The list, Barber points out, is very similar to that of William Prynne’s 17th-century tirade, Histriomastix ; but it is at this point that Barber seems most to sigh for the moral purity that we have lost while playing Nintendo and eating cheeseburgers. At which point you might think that putting “Mc” in front of anything you find meretricious or glib is.

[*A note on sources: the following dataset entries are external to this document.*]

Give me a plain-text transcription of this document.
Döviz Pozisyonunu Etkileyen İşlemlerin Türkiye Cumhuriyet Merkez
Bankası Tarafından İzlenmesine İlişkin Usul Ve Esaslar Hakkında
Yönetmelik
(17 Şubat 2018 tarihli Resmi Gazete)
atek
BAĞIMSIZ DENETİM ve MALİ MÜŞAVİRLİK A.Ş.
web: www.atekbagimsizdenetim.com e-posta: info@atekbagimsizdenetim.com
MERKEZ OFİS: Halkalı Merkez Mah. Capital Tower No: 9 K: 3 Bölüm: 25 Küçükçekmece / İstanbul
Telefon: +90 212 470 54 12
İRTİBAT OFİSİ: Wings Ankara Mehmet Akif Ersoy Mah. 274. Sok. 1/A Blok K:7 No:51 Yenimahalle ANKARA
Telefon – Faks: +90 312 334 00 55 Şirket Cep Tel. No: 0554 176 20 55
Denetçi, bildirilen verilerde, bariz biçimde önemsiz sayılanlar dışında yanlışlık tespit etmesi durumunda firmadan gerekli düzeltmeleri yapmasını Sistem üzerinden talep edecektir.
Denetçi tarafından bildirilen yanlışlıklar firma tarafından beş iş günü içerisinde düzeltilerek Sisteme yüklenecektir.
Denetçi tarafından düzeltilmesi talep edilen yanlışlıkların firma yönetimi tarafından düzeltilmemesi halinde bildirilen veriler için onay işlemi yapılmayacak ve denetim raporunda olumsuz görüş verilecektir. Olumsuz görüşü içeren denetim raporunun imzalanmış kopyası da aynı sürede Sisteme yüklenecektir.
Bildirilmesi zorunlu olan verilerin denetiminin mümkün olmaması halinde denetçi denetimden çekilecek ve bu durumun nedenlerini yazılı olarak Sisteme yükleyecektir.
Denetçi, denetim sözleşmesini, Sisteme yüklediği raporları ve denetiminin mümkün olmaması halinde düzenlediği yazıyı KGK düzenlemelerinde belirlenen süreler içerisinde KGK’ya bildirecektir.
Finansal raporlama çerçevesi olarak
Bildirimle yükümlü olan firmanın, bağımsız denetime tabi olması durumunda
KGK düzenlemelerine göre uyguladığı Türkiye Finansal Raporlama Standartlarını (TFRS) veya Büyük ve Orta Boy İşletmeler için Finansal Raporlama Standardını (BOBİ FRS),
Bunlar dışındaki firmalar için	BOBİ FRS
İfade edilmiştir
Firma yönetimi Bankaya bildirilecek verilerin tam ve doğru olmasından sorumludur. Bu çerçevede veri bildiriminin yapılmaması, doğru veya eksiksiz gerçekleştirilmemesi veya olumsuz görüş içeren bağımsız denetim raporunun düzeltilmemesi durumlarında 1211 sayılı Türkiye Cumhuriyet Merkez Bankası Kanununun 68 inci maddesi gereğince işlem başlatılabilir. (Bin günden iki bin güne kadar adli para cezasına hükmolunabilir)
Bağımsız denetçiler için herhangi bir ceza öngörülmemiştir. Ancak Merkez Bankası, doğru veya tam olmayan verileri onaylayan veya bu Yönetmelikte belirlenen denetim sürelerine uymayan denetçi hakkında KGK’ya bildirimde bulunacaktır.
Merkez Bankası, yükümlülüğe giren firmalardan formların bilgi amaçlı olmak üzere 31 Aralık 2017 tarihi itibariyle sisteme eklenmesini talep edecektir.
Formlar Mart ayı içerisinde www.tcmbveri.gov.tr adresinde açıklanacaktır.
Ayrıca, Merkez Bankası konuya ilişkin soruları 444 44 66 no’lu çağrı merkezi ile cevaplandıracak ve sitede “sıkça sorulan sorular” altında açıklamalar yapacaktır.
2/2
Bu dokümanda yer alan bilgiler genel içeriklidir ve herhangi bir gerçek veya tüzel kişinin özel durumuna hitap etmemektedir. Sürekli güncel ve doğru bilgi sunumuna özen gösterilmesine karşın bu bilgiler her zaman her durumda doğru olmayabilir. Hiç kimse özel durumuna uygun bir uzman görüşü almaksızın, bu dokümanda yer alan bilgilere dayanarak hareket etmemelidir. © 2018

Any book as ambitious and wide-ranging as this is going to have at least a few flaws. Those I’ve noticed are minor. He may remind you at times of Daniel Bell, whose Cultural Contradictions of Capitalism more or less blamed Playboy for the unravelling of the work ethic, but like Bell he’s no fool.
Jihad vs. McWorld
You might take issue with the two-page preface to the British articl. This is a wholly generous tribute: I continue adticle believe that Britain has discovered at least one part of the secret of how to elude both Jihad and McWorld, and recreate in the global arena the tradition of rebellion and liberty, of democracy and the limits on democracy, that has fashioned its own liberal tradition.
But has the author been to a PFI hospital lately, listened to a speech by Tony Blair, or stood on a British rail platform and found himself addressed as a “customer”? The index, incidentally, could do with some improvement.